Now, in the bar closest to the border gate, Juan leisurely sipped at a lukewarm Dos Equis, tepidly glancing at a TV screen, a fútbol match flickering. The score tied. The setting sun pouring out like a syrup while Juan found himself a motel. Entering his room, he lay his suitcase on the bed and promptly left.

He drifted bar to bar, until he staggered into a seedy strip club near a dog-racing track, where he picked the least chubby girl to follow him into a booth.

$40, todo lo que quieras.

He slid the cash across to her and pushed her neck below the table. Minutes later, he bought a third round of drinks and later, they faltered into the streets, heading to her hotel room, not his. Some people were smoking in the courtyard, but they didn’t bat an eye at the senorita or her catch.

In bed, after the first condom shredded, she said, “Eres muy guapo.”

“No comprende.”

“Eh… hand … some. Handsome.”

“Thank you,” he murmured.

“De nada,” she replied. He reached for the nightstand, where his wallet lay and left a few bills. He pawed for the cigarettes, remembering they were empty. And he thought of his father.

His father, who reminded him whenever he saw Juan, that a woman only wants money.

“Any woman,” Señor Molina said, “just wants to be with you so you’ll buy her things and if you say no, she won’t put out, hijo. Sometimes, she’ll have a kid, just to make sure you pay.”

“Y mi madre?” Juan would ask.

“Yes, yes. She’s the prime example when I say, ‘you pay a prostitute to leave.’”

“¿Te gusto?” The girl twisted into Juan’s arms, his concentration broken. Juan nodded, reaching for his watch. She slapped his hand away.

“Tenemos todo el tiempo que necesitamos,” she squirmed on top of him, feeling for him, pulling him into her.

“Yeah, but how much is this gonna cost?”

“Nada, nada.” She nearly spun underneath him.

He flipped her, whirled her, fell into her, thrusting again and again. “Do you like this?” She shifted, smiling. He groaned, then thrust once more, then stopped.

“Are you gonna?” Juan asked.

“No pasa nada,” the senorita cooed.


“Eh…  it all you.”


“Everything … es about you.”

“I agree with that.”

“Te gusto esto?”

But he was already asleep.


Before dawn, Juan rolled in bed, onto the floor.

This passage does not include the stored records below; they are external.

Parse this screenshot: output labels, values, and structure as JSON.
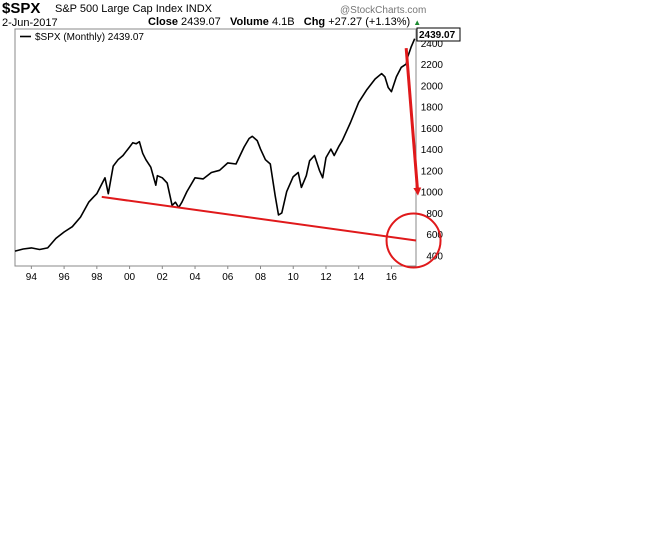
{
  "header": {
    "symbol": "$SPX",
    "name": "S&P 500 Large Cap Index",
    "exchange": "INDX",
    "date": "2-Jun-2017",
    "close_label": "Close",
    "close_value": "2439.07",
    "volume_label": "Volume",
    "volume_value": "4.1B",
    "change_label": "Chg",
    "change_value": "+27.27 (+1.13%)",
    "watermark": "@StockCharts.com"
  },
  "colors": {
    "price_line": "#000000",
    "annotation": "#e0191b",
    "change_up": "#1b8a2f"
  },
  "chart_data": {
    "type": "line",
    "legend": "$SPX (Monthly) 2439.07",
    "last_value": "2439.07",
    "x_tick_labels": [
      "94",
      "96",
      "98",
      "00",
      "02",
      "04",
      "06",
      "08",
      "10",
      "12",
      "14",
      "16"
    ],
    "x_tick_years": [
      1994,
      1996,
      1998,
      2000,
      2002,
      2004,
      2006,
      2008,
      2010,
      2012,
      2014,
      2016
    ],
    "y_tick_labels": [
      "400",
      "600",
      "800",
      "1000",
      "1200",
      "1400",
      "1600",
      "1800",
      "2000",
      "2200",
      "2400"
    ],
    "y_tick_values": [
      400,
      600,
      800,
      1000,
      1200,
      1400,
      1600,
      1800,
      2000,
      2200,
      2400
    ],
    "xlim": [
      1993.0,
      2017.5
    ],
    "ylim": [
      300,
      2530
    ],
    "series": [
      {
        "x": [
          1993.0,
          1993.5,
          1994.0,
          1994.5,
          1995.0,
          1995.5,
          1996.0,
          1996.5,
          1997.0,
          1997.5,
          1997.8,
          1998.0,
          1998.5,
          1998.7,
          1999.0,
          1999.3,
          1999.6,
          1999.8,
          2000.0,
          2000.2,
          2000.4,
          2000.6,
          2000.8,
          2001.0,
          2001.3,
          2001.6,
          2001.7,
          2002.0,
          2002.3,
          2002.6,
          2002.8,
          2003.0,
          2003.2,
          2003.5,
          2004.0,
          2004.5,
          2005.0,
          2005.5,
          2006.0,
          2006.5,
          2007.0,
          2007.3,
          2007.5,
          2007.8,
          2008.0,
          2008.3,
          2008.6,
          2008.9,
          2009.1,
          2009.3,
          2009.6,
          2010.0,
          2010.3,
          2010.5,
          2010.8,
          2011.0,
          2011.3,
          2011.6,
          2011.8,
          2012.0,
          2012.3,
          2012.5,
          2012.8,
          2013.0,
          2013.5,
          2014.0,
          2014.5,
          2015.0,
          2015.4,
          2015.6,
          2015.8,
          2016.0,
          2016.3,
          2016.6,
          2016.9,
          2017.0,
          2017.2,
          2017.42
        ],
        "y": [
          440,
          460,
          470,
          455,
          470,
          560,
          620,
          670,
          760,
          900,
          950,
          980,
          1130,
          980,
          1240,
          1300,
          1340,
          1380,
          1420,
          1460,
          1450,
          1470,
          1360,
          1300,
          1230,
          1060,
          1150,
          1130,
          1080,
          870,
          900,
          850,
          900,
          1000,
          1130,
          1120,
          1180,
          1200,
          1270,
          1260,
          1420,
          1500,
          1520,
          1480,
          1400,
          1300,
          1260,
          960,
          780,
          800,
          1000,
          1140,
          1180,
          1040,
          1150,
          1290,
          1340,
          1200,
          1130,
          1320,
          1400,
          1340,
          1430,
          1480,
          1650,
          1840,
          1960,
          2060,
          2110,
          2080,
          1980,
          1940,
          2080,
          2170,
          2200,
          2270,
          2360,
          2439.07
        ]
      }
    ],
    "annotations": [
      {
        "type": "support_line",
        "x": [
          1998.3,
          2017.5
        ],
        "y": [
          950,
          540
        ]
      },
      {
        "type": "arrow",
        "x": [
          2016.9,
          2017.6
        ],
        "y": [
          2350,
          1000
        ]
      },
      {
        "type": "circle",
        "x": 2017.35,
        "y": 540
      }
    ]
  }
}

For several minutes he lay motionless, drifting back to that exotic plane of sleep and delusion, elements of light colliding with sanctum macrocosms. And soon as they came, they dissolved.

Juan glanced at the nightstand. Money on the dresser, he recalled. Now it was gone and then some. Even his ID was missing, but he still had the wallet, the dead, limp leather, held in his hand like an extinguished condom. The bull, slaughtered to become nothing but a container for his wealth.

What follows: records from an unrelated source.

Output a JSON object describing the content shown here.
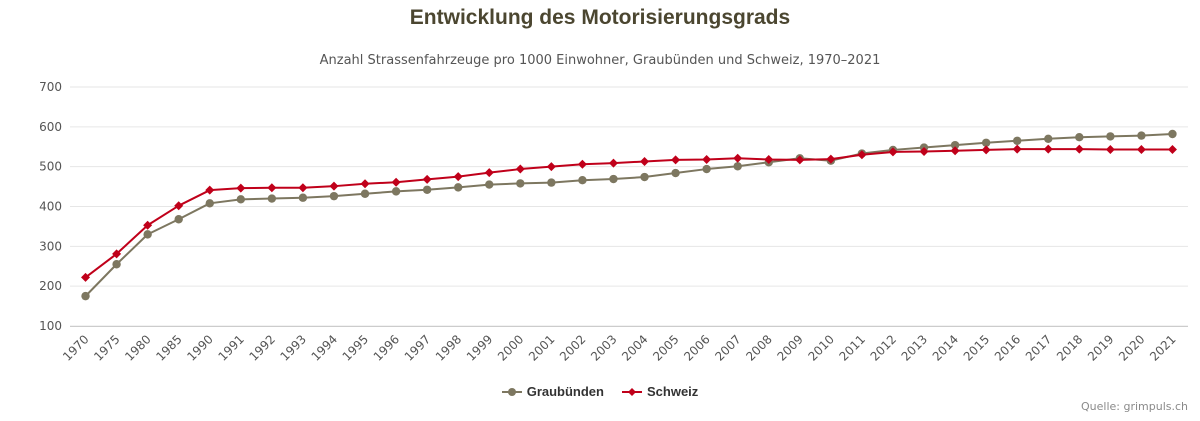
{
  "chart_data": {
    "type": "line",
    "title": "Entwicklung des Motorisierungsgrads",
    "subtitle": "Anzahl Strassenfahrzeuge pro 1000 Einwohner, Graubünden und Schweiz, 1970–2021",
    "categories": [
      "1970",
      "1975",
      "1980",
      "1985",
      "1990",
      "1991",
      "1992",
      "1993",
      "1994",
      "1995",
      "1996",
      "1997",
      "1998",
      "1999",
      "2000",
      "2001",
      "2002",
      "2003",
      "2004",
      "2005",
      "2006",
      "2007",
      "2008",
      "2009",
      "2010",
      "2011",
      "2012",
      "2013",
      "2014",
      "2015",
      "2016",
      "2017",
      "2018",
      "2019",
      "2020",
      "2021"
    ],
    "ylim": [
      100,
      700
    ],
    "yticks": [
      100,
      200,
      300,
      400,
      500,
      600,
      700
    ],
    "grid": true,
    "legend_position": "bottom-center",
    "series": [
      {
        "name": "Graubünden",
        "color": "#7d7760",
        "marker": "circle",
        "values": [
          175,
          255,
          330,
          368,
          408,
          418,
          420,
          422,
          426,
          432,
          438,
          442,
          448,
          455,
          458,
          460,
          466,
          469,
          474,
          484,
          494,
          501,
          511,
          521,
          515,
          533,
          542,
          548,
          554,
          560,
          565,
          570,
          574,
          576,
          578,
          582
        ]
      },
      {
        "name": "Schweiz",
        "color": "#c0001a",
        "marker": "diamond",
        "values": [
          222,
          281,
          353,
          402,
          441,
          446,
          447,
          447,
          451,
          457,
          461,
          468,
          475,
          485,
          494,
          500,
          506,
          509,
          513,
          517,
          518,
          521,
          518,
          517,
          519,
          530,
          537,
          538,
          540,
          542,
          544,
          544,
          544,
          543,
          543,
          543
        ]
      }
    ]
  },
  "source": "Quelle: grimpuls.ch"
}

He dragged himself across the floor, into the bathroom and tried to lift himself up. He ended up taking down the shower curtain, in the process busting one of the bulging light bulbs above the mirror. His piss trickled out like orange juice.

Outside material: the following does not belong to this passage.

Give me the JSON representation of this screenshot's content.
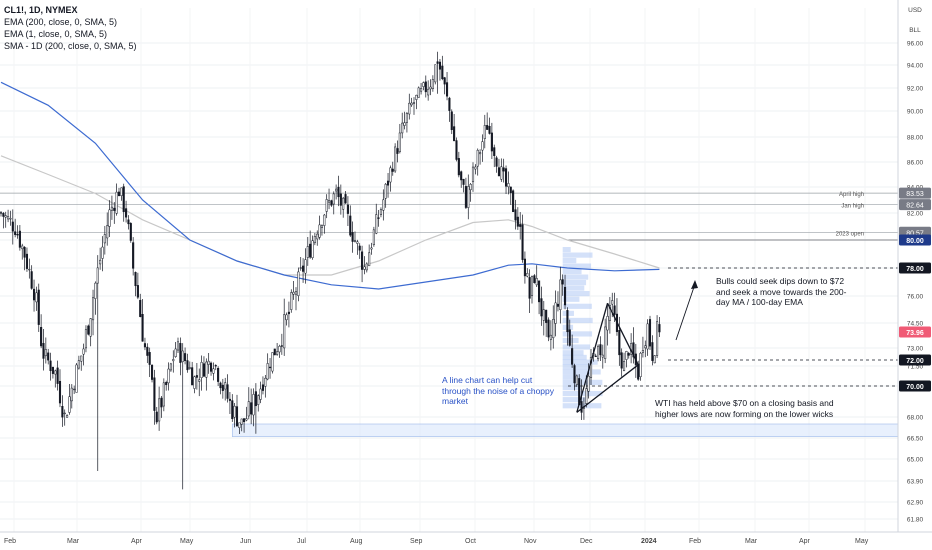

Walking streets that seemed made of sand, stumbling by suspicious cops and clutching his side, puking in prickly pear bushes. He tried to read the streets and could not, but eventually found his road again anyway and stumbled on.

Soon, Juan found his hotel. He explained to the front desk manager why he didn’t have his ID or his key, but he was slurring, muttering things in Spanish so tattered it might be Italian, until the bell boy recognized him and they led him up to his room. The door was kicked off the hinges and inside, his entire room had been turned inside out.

Juan sat on the bed a long time, staring into his hands. Then, he picked up the phone and dialed his father. It rang. It rang. It rang. He almost hung it up, but there was a click and then, “Hello?”